Definitivamente, a economia mundial está sofrendo e tentando respirar com a ajuda de aparelhos, assim como os pacientes nas UTIs tentando se livrar do coronavirus. E esse mal, segue bagunçando outros setores, e pegou em cheio quem está se preparando para mudar de país.

Para deixar o cenário ainda mais polêmico, no começo da semana o presidente americano Donald Trump soltou um tweet a respeito de uma provável suspensão na emissão de vistos para imigrantes. É preciso lembrar que estamos em um ano eleitoral e ele fará absolutamente tudo para se reeleger e manter essa imagem de superprotetor e guardião.

Assim como orientei a todos que me procuraram, afinal somos um escritório que atua no segmento de direito internacional e seria compreensível receber uma verdadeira enxurrada de mensagens, esse “decreto”, ao qual ele se refere, seria algo de forma unilateral, que não passaria pelo congresso, suspendendo temporariamente os vistos de imigrantes, que concorrem diretamente com o trabalho dos americanos, especialmente aqueles que eles não gostam de fazer.
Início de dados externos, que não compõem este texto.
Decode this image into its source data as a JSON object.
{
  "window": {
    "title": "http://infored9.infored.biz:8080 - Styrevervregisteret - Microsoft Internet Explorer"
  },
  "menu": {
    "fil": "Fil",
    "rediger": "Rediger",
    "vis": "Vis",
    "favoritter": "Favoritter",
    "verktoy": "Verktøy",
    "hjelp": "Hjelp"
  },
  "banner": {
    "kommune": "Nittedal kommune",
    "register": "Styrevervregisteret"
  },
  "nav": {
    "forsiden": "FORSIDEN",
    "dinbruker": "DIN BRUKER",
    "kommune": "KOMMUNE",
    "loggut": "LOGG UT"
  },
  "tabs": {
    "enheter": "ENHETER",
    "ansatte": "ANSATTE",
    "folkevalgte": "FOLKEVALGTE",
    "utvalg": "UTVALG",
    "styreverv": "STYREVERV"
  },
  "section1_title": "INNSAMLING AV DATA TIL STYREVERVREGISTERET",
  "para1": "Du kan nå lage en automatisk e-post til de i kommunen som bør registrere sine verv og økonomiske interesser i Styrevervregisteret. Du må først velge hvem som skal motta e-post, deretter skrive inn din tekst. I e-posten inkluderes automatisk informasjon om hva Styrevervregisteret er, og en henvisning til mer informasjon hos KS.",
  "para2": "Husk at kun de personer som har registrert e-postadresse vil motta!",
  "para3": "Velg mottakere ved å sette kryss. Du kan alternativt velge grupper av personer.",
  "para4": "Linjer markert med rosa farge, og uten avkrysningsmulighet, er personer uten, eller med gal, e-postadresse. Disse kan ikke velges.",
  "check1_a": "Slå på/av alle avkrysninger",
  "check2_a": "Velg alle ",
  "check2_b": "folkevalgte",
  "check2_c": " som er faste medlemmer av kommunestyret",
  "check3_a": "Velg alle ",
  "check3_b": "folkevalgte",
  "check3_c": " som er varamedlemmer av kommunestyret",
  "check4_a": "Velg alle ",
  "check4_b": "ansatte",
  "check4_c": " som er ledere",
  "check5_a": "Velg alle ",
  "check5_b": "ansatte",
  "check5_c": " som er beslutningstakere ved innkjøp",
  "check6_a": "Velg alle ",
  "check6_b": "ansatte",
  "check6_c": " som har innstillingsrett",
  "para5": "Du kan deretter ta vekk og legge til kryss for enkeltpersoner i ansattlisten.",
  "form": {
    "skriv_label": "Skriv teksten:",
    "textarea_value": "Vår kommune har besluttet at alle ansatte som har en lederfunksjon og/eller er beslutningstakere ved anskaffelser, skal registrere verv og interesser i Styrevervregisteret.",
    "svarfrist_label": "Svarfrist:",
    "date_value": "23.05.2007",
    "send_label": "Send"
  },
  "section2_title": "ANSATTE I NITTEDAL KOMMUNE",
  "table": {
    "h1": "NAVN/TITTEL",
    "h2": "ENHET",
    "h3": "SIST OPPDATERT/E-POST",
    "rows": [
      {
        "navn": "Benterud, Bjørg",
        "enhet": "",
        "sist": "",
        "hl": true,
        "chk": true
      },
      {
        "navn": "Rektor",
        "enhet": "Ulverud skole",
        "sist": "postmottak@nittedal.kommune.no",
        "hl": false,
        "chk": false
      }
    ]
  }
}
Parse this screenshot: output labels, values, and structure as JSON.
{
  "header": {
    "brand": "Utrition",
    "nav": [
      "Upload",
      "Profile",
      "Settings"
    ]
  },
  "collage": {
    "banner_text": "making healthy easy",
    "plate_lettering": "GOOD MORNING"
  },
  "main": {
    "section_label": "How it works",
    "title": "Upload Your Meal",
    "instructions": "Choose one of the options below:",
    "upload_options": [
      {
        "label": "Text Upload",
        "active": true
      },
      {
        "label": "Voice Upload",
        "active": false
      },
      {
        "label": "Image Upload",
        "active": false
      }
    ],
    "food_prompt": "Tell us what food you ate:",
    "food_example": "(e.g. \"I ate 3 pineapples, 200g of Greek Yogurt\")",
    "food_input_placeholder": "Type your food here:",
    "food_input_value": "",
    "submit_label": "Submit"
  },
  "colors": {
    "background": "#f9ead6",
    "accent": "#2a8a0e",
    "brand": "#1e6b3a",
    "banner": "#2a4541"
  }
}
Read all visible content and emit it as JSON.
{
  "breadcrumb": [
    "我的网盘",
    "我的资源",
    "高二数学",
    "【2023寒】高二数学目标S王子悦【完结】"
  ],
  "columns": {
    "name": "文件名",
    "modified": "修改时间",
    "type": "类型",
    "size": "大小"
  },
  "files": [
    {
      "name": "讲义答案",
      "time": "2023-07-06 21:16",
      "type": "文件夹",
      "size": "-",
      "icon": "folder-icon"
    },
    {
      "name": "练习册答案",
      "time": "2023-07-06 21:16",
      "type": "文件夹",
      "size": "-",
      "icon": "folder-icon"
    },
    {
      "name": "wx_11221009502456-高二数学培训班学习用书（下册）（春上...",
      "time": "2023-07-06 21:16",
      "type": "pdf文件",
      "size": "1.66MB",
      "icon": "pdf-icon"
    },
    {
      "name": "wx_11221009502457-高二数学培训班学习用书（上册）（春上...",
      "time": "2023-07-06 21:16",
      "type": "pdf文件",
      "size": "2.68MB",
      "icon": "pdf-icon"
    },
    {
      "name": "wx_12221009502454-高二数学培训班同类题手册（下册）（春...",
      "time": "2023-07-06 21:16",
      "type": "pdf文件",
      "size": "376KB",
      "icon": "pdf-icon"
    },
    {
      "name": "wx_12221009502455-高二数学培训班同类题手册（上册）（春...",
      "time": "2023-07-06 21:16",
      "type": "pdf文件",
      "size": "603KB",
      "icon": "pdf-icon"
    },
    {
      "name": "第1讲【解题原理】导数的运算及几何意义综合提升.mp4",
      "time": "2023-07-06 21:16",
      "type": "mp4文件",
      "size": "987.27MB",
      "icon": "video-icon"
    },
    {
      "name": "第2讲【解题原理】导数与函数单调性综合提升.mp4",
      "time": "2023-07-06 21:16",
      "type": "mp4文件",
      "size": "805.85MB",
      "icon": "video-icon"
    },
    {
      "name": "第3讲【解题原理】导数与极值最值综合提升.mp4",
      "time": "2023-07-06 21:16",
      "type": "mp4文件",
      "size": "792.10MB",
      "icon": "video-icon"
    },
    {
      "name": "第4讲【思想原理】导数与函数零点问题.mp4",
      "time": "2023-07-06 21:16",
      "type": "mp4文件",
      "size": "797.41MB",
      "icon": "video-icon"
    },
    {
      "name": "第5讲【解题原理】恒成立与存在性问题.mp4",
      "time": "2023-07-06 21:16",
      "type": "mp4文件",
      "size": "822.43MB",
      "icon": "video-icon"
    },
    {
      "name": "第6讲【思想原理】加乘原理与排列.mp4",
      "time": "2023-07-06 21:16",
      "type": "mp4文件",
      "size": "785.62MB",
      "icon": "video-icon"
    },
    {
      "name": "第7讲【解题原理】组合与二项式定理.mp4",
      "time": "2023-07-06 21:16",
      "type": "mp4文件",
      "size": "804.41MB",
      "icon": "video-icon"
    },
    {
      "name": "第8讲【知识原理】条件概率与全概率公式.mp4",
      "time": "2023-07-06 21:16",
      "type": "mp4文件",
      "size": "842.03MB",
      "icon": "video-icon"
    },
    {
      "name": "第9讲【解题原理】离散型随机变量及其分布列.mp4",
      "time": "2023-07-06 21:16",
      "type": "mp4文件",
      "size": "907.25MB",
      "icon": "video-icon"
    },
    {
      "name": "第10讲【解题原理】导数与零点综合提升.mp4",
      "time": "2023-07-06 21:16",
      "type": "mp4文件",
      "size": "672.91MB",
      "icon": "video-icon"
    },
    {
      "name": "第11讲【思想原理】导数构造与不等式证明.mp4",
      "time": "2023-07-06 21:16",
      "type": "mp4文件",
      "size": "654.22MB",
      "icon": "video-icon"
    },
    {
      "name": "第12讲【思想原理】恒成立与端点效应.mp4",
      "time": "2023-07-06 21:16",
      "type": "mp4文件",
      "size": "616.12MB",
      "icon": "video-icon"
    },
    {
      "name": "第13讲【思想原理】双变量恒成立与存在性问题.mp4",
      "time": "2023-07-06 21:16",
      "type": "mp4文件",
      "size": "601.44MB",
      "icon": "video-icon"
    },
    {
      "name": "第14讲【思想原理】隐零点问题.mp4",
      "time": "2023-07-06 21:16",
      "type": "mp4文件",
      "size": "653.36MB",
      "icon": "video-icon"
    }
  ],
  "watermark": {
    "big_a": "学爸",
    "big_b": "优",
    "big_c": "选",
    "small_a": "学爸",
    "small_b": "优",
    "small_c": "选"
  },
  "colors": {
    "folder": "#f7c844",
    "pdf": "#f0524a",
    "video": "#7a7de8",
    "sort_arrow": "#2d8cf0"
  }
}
E foi o que se confirmou. Nesta quarta-feira, o posicionamento do presidente mudou e ele não vai mais suspender a emissão de vistos de trabalho temporários. A decisão deve ter sido baseada no apelo dos setores da indústria e agricultura, que teriam que lidar com mais um impacto, a falta de capital humano.

Serão afetados os vistos que tragam conflito direto com o interesse da recolocação dos americanos no mercado de trabalho. Boa parte dessas categorias não exige que os empregadores sejam responsáveis pelo deslocamento de trabalhadores nos Estados Unidos. Além disso, a introdução de residentes permanentes adicionais, segundo o documento divulgado pela casa branca, pode comprometer ainda mais o sistema de saúde.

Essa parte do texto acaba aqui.